Autar Mattoo, a plant physiologist with ARS's Sustainable Agricultural Systems Laboratory in Beltsville, Maryland, and his colleagues placed samples of the alga Chlamydomonas reinhardtii in airtight "photo cells" and had them launched in a Russian-made Soyuz space capsule from the Baikonur Cosmodrome in Kazakhstan.
The C. reinhardtii, often studied as a model for photosynthesis, spent 15 days in orbit getting doses of cosmic radiation while under light and temperature conditions that would ensure growth on earth. Four mutants of C. reinhardtii with alterations in an important gene were also sent up. Mattoo and his colleagues from the National Research Council of Italy, based in Rome, and Martin-Luther University in Wittenberg, Germany, exposed the same control and mutant algae to similar conditions in an Earth-based laboratory to compare results.

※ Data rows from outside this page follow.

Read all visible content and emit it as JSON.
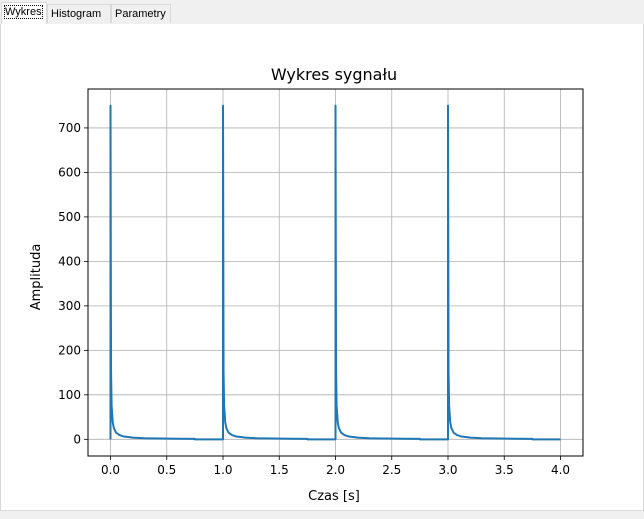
{
  "tabs": [
    {
      "label": "Wykres",
      "active": true
    },
    {
      "label": "Histogram",
      "active": false
    },
    {
      "label": "Parametry",
      "active": false
    }
  ],
  "chart_data": {
    "type": "line",
    "title": "Wykres sygnału",
    "xlabel": "Czas [s]",
    "ylabel": "Amplituda",
    "xlim": [
      -0.2,
      4.2
    ],
    "ylim": [
      -37.5,
      787.5
    ],
    "xticks": [
      0.0,
      0.5,
      1.0,
      1.5,
      2.0,
      2.5,
      3.0,
      3.5,
      4.0
    ],
    "xtick_labels": [
      "0.0",
      "0.5",
      "1.0",
      "1.5",
      "2.0",
      "2.5",
      "3.0",
      "3.5",
      "4.0"
    ],
    "yticks": [
      0,
      100,
      200,
      300,
      400,
      500,
      600,
      700
    ],
    "ytick_labels": [
      "0",
      "100",
      "200",
      "300",
      "400",
      "500",
      "600",
      "700"
    ],
    "grid": true,
    "color": "#1f77b4",
    "series": [
      {
        "x": [
          0.0,
          0.0,
          0.005,
          0.01,
          0.02,
          0.03,
          0.05,
          0.08,
          0.12,
          0.2,
          0.3,
          0.45,
          0.6,
          0.75,
          0.75,
          1.0,
          1.0,
          1.005,
          1.01,
          1.02,
          1.03,
          1.05,
          1.08,
          1.12,
          1.2,
          1.3,
          1.45,
          1.6,
          1.75,
          1.75,
          2.0,
          2.0,
          2.005,
          2.01,
          2.02,
          2.03,
          2.05,
          2.08,
          2.12,
          2.2,
          2.3,
          2.45,
          2.6,
          2.75,
          2.75,
          3.0,
          3.0,
          3.005,
          3.01,
          3.02,
          3.03,
          3.05,
          3.08,
          3.12,
          3.2,
          3.3,
          3.45,
          3.6,
          3.75,
          3.75,
          4.0
        ],
        "y": [
          0,
          750,
          150,
          75,
          38,
          25,
          15,
          9.5,
          6.3,
          3.8,
          2.5,
          1.7,
          1.25,
          1.0,
          0,
          0,
          750,
          150,
          75,
          38,
          25,
          15,
          9.5,
          6.3,
          3.8,
          2.5,
          1.7,
          1.25,
          1.0,
          0,
          0,
          750,
          150,
          75,
          38,
          25,
          15,
          9.5,
          6.3,
          3.8,
          2.5,
          1.7,
          1.25,
          1.0,
          0,
          0,
          750,
          150,
          75,
          38,
          25,
          15,
          9.5,
          6.3,
          3.8,
          2.5,
          1.7,
          1.25,
          1.0,
          0,
          0
        ]
      }
    ]
  }
}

During photosynthesis in normal conditions, a protein-pigment complex known as "Photosystem II" (PS II) must constantly be repaired to fix damage caused by sunlight and ultraviolet radiation. As part of that repair process, a protein known as "D1" is continuously being replaced. Research has shown that mutations of the D1 protein in the PS II complex can either increase or decrease photosynthetic activity.
With this study, the researchers wanted to assess the effects of microgravity, cosmic rays, high-energy particles, and the ionizing radiation of space on the PS II complex, photosynthesis, and plant growth. They also wanted to see if the effects would differ in a simple model for photosynthesis, an alga, with the D1 gene altered in specific ways.
The scientists' goal is to engineer critical components of photosynthetic machinery to increase their efficiency and stability so that one day crops will produce higher yields and grow under extreme environments. The work is considered vital to meeting future demands for crop productivity and biofuels.
They found that some aspect of the space environment inhibited the ability of the control C. reinhardtii and two of the four mutant strains to photosynthesize and grow, both in space and later when they were brought back to Earth. However, two other mutant strains flourished, both in space and when they returned. The results, published in PLOS One in May 2013, highlight the importance of the D1 protein both in photosynthesis and as a target of environmental signals.
Future research will focus on developing D1 mutants of C. reinhardtii with enhanced stability and greater capacities for photosynthesis and growth in extreme environments.